Women and Children in Public in Mexico((framinggallery.net))

HERE:

Don Gerardo works in a restaurant during the week-days and is also involved with the Ticuani Solidarity Committee, which is a committee that collects money from the residents in New York, and therefore funds for the building of new schools, better water systems, etc. He continues drinking heavily during the weekends. Don Gerardo continues to spend little time with his wife and children and he does not involve his family with his Committee work. His extensive absence from his family causes problems in his relationship with his family. He returns to Mexico regularly, but never takes his family with him. His children are not given a chance to learn more about their culture, because they are not taken back home for adolescent rituals, such as Antorcha, or even festivals. Don Gerardo does not hit his wife, and Dona Talia believes that he “knows better.”

Dona Talia laments the absence of her husband and the lack of time he spends with her children. Dona Talia and her children ignore Don Gerardo’s sanctions of not going to public or socializing without his presence. She openly displays her anger and is angry that her husband has not adapted his “ranchero masculinity” in the context of his surroundings. The children ask her to leave Don Gerardo, but she believes that it is against her principles and she would rather stay with him. Dona Talia, in this manner, takes on two models of migrant womanhood: the Ticuani “ranchera” when sticking with her husband, but also represents the third model called pionera, that is by socializing in public without Don Gerardo. She also lets her daughter date even though Don Gerarado demands that their daughter date only after she is twenty years old. She acts like a pionera by making her own decisions and lets her daughter date and also hides this from her husband.

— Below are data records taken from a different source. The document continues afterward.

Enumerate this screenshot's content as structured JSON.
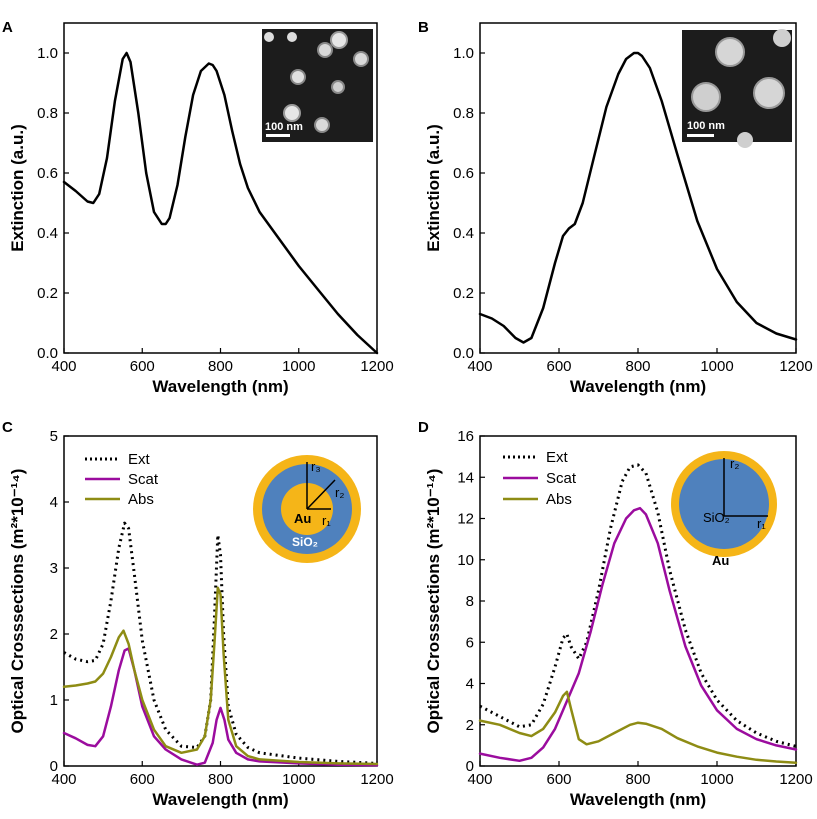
{
  "chart_data": [
    {
      "panel": "A",
      "type": "line",
      "xlabel": "Wavelength (nm)",
      "ylabel": "Extinction (a.u.)",
      "xlim": [
        400,
        1200
      ],
      "ylim": [
        0,
        1.1
      ],
      "xticks": [
        400,
        600,
        800,
        1000,
        1200
      ],
      "yticks": [
        0.0,
        0.2,
        0.4,
        0.6,
        0.8,
        1.0
      ],
      "ytick_labels": [
        "0.0",
        "0.2",
        "0.4",
        "0.6",
        "0.8",
        "1.0"
      ],
      "inset_scale_label": "100 nm",
      "series": [
        {
          "color": "#000000",
          "style": "solid",
          "x": [
            400,
            430,
            460,
            475,
            490,
            510,
            530,
            550,
            560,
            570,
            590,
            610,
            630,
            650,
            660,
            670,
            690,
            710,
            730,
            750,
            770,
            780,
            790,
            810,
            830,
            850,
            870,
            900,
            950,
            1000,
            1050,
            1100,
            1150,
            1200
          ],
          "y": [
            0.57,
            0.54,
            0.505,
            0.5,
            0.53,
            0.65,
            0.84,
            0.98,
            1.0,
            0.97,
            0.8,
            0.6,
            0.47,
            0.43,
            0.43,
            0.45,
            0.56,
            0.72,
            0.86,
            0.94,
            0.965,
            0.96,
            0.94,
            0.86,
            0.74,
            0.63,
            0.55,
            0.47,
            0.38,
            0.29,
            0.21,
            0.13,
            0.06,
            0.0
          ]
        }
      ]
    },
    {
      "panel": "B",
      "type": "line",
      "xlabel": "Wavelength (nm)",
      "ylabel": "Extinction (a.u.)",
      "xlim": [
        400,
        1200
      ],
      "ylim": [
        0,
        1.1
      ],
      "xticks": [
        400,
        600,
        800,
        1000,
        1200
      ],
      "yticks": [
        0.0,
        0.2,
        0.4,
        0.6,
        0.8,
        1.0
      ],
      "ytick_labels": [
        "0.0",
        "0.2",
        "0.4",
        "0.6",
        "0.8",
        "1.0"
      ],
      "inset_scale_label": "100 nm",
      "series": [
        {
          "color": "#000000",
          "style": "solid",
          "x": [
            400,
            430,
            460,
            490,
            510,
            530,
            560,
            590,
            610,
            625,
            640,
            660,
            690,
            720,
            750,
            770,
            790,
            800,
            810,
            830,
            860,
            900,
            950,
            1000,
            1050,
            1100,
            1150,
            1200
          ],
          "y": [
            0.13,
            0.115,
            0.09,
            0.05,
            0.035,
            0.05,
            0.15,
            0.3,
            0.39,
            0.415,
            0.43,
            0.5,
            0.66,
            0.82,
            0.93,
            0.98,
            1.0,
            1.0,
            0.99,
            0.95,
            0.84,
            0.66,
            0.44,
            0.28,
            0.17,
            0.1,
            0.065,
            0.045
          ]
        }
      ]
    },
    {
      "panel": "C",
      "type": "line",
      "xlabel": "Wavelength (nm)",
      "ylabel": "Optical Crosssections (m²*10⁻¹⁴)",
      "xlim": [
        400,
        1200
      ],
      "ylim": [
        0,
        5
      ],
      "xticks": [
        400,
        600,
        800,
        1000,
        1200
      ],
      "yticks": [
        0,
        1,
        2,
        3,
        4,
        5
      ],
      "ytick_labels": [
        "0",
        "1",
        "2",
        "3",
        "4",
        "5"
      ],
      "legend": [
        "Ext",
        "Scat",
        "Abs"
      ],
      "inset_labels": {
        "core": "Au",
        "shell": "SiO₂",
        "r1": "r₁",
        "r2": "r₂",
        "r3": "r₃"
      },
      "series": [
        {
          "name": "Ext",
          "color": "#000000",
          "style": "dotted",
          "x": [
            400,
            430,
            460,
            480,
            500,
            520,
            540,
            555,
            565,
            580,
            600,
            630,
            660,
            700,
            740,
            760,
            775,
            785,
            793,
            800,
            808,
            820,
            840,
            870,
            900,
            1000,
            1100,
            1200
          ],
          "y": [
            1.72,
            1.62,
            1.58,
            1.6,
            1.85,
            2.5,
            3.3,
            3.68,
            3.6,
            2.9,
            1.9,
            1.0,
            0.55,
            0.3,
            0.28,
            0.45,
            1.0,
            2.3,
            3.5,
            3.2,
            2.0,
            0.9,
            0.48,
            0.28,
            0.2,
            0.12,
            0.07,
            0.04
          ]
        },
        {
          "name": "Scat",
          "color": "#9b0c9e",
          "style": "solid",
          "x": [
            400,
            430,
            460,
            480,
            500,
            520,
            540,
            555,
            565,
            580,
            600,
            630,
            660,
            700,
            740,
            760,
            780,
            790,
            800,
            810,
            820,
            840,
            870,
            900,
            1000,
            1100,
            1200
          ],
          "y": [
            0.5,
            0.42,
            0.32,
            0.3,
            0.45,
            0.9,
            1.45,
            1.75,
            1.78,
            1.45,
            0.9,
            0.45,
            0.25,
            0.1,
            0.02,
            0.05,
            0.35,
            0.7,
            0.88,
            0.7,
            0.4,
            0.2,
            0.1,
            0.07,
            0.04,
            0.02,
            0.01
          ]
        },
        {
          "name": "Abs",
          "color": "#8e8c14",
          "style": "solid",
          "x": [
            400,
            430,
            460,
            480,
            500,
            520,
            540,
            552,
            565,
            580,
            600,
            630,
            660,
            700,
            740,
            760,
            775,
            785,
            793,
            800,
            808,
            820,
            840,
            870,
            900,
            1000,
            1100,
            1200
          ],
          "y": [
            1.2,
            1.22,
            1.25,
            1.28,
            1.4,
            1.65,
            1.95,
            2.05,
            1.85,
            1.45,
            1.0,
            0.55,
            0.3,
            0.2,
            0.25,
            0.45,
            1.0,
            1.9,
            2.7,
            2.6,
            1.7,
            0.7,
            0.3,
            0.15,
            0.1,
            0.06,
            0.04,
            0.03
          ]
        }
      ]
    },
    {
      "panel": "D",
      "type": "line",
      "xlabel": "Wavelength (nm)",
      "ylabel": "Optical Crosssections (m²*10⁻¹⁴)",
      "xlim": [
        400,
        1200
      ],
      "ylim": [
        0,
        16
      ],
      "xticks": [
        400,
        600,
        800,
        1000,
        1200
      ],
      "yticks": [
        0,
        2,
        4,
        6,
        8,
        10,
        12,
        14,
        16
      ],
      "ytick_labels": [
        "0",
        "2",
        "4",
        "6",
        "8",
        "10",
        "12",
        "14",
        "16"
      ],
      "legend": [
        "Ext",
        "Scat",
        "Abs"
      ],
      "inset_labels": {
        "core": "SiO₂",
        "shell": "Au",
        "r1": "r₁",
        "r2": "r₂"
      },
      "series": [
        {
          "name": "Ext",
          "color": "#000000",
          "style": "dotted",
          "x": [
            400,
            450,
            500,
            530,
            560,
            590,
            610,
            620,
            630,
            650,
            670,
            700,
            730,
            760,
            780,
            800,
            820,
            850,
            880,
            920,
            960,
            1000,
            1050,
            1100,
            1150,
            1200
          ],
          "y": [
            2.9,
            2.4,
            1.9,
            2.0,
            3.0,
            4.8,
            6.2,
            6.4,
            5.8,
            5.2,
            6.0,
            8.5,
            11.5,
            13.8,
            14.5,
            14.6,
            14.2,
            12.3,
            9.5,
            6.6,
            4.5,
            3.2,
            2.2,
            1.6,
            1.2,
            0.95
          ]
        },
        {
          "name": "Scat",
          "color": "#9b0c9e",
          "style": "solid",
          "x": [
            400,
            450,
            500,
            530,
            560,
            590,
            610,
            630,
            650,
            680,
            710,
            740,
            770,
            790,
            805,
            820,
            850,
            880,
            920,
            960,
            1000,
            1050,
            1100,
            1150,
            1200
          ],
          "y": [
            0.6,
            0.4,
            0.25,
            0.4,
            0.9,
            1.8,
            2.7,
            3.6,
            4.5,
            6.5,
            8.8,
            10.8,
            12.0,
            12.4,
            12.5,
            12.2,
            10.8,
            8.5,
            5.8,
            3.9,
            2.7,
            1.8,
            1.3,
            1.0,
            0.8
          ]
        },
        {
          "name": "Abs",
          "color": "#8e8c14",
          "style": "solid",
          "x": [
            400,
            450,
            500,
            530,
            560,
            590,
            610,
            620,
            630,
            650,
            670,
            700,
            740,
            780,
            800,
            820,
            860,
            900,
            950,
            1000,
            1050,
            1100,
            1150,
            1200
          ],
          "y": [
            2.2,
            2.0,
            1.6,
            1.45,
            1.8,
            2.6,
            3.4,
            3.6,
            2.8,
            1.3,
            1.05,
            1.2,
            1.6,
            2.0,
            2.1,
            2.05,
            1.8,
            1.35,
            0.95,
            0.65,
            0.45,
            0.3,
            0.22,
            0.16
          ]
        }
      ]
    }
  ]
}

She depends on her husband economically and therefore sticks by him even though she believes she is “screwed” in life. She defies her husband and shows lack of “verguenza.” Both her male and female relatives support her actions and this goes along with the predictions of many scholars of migration that women have more leeway in gender behavior. Dona Talia has kind words for Don Gerardo because he is the sole provider for the family and she acknowledges that he has progressed in his work place.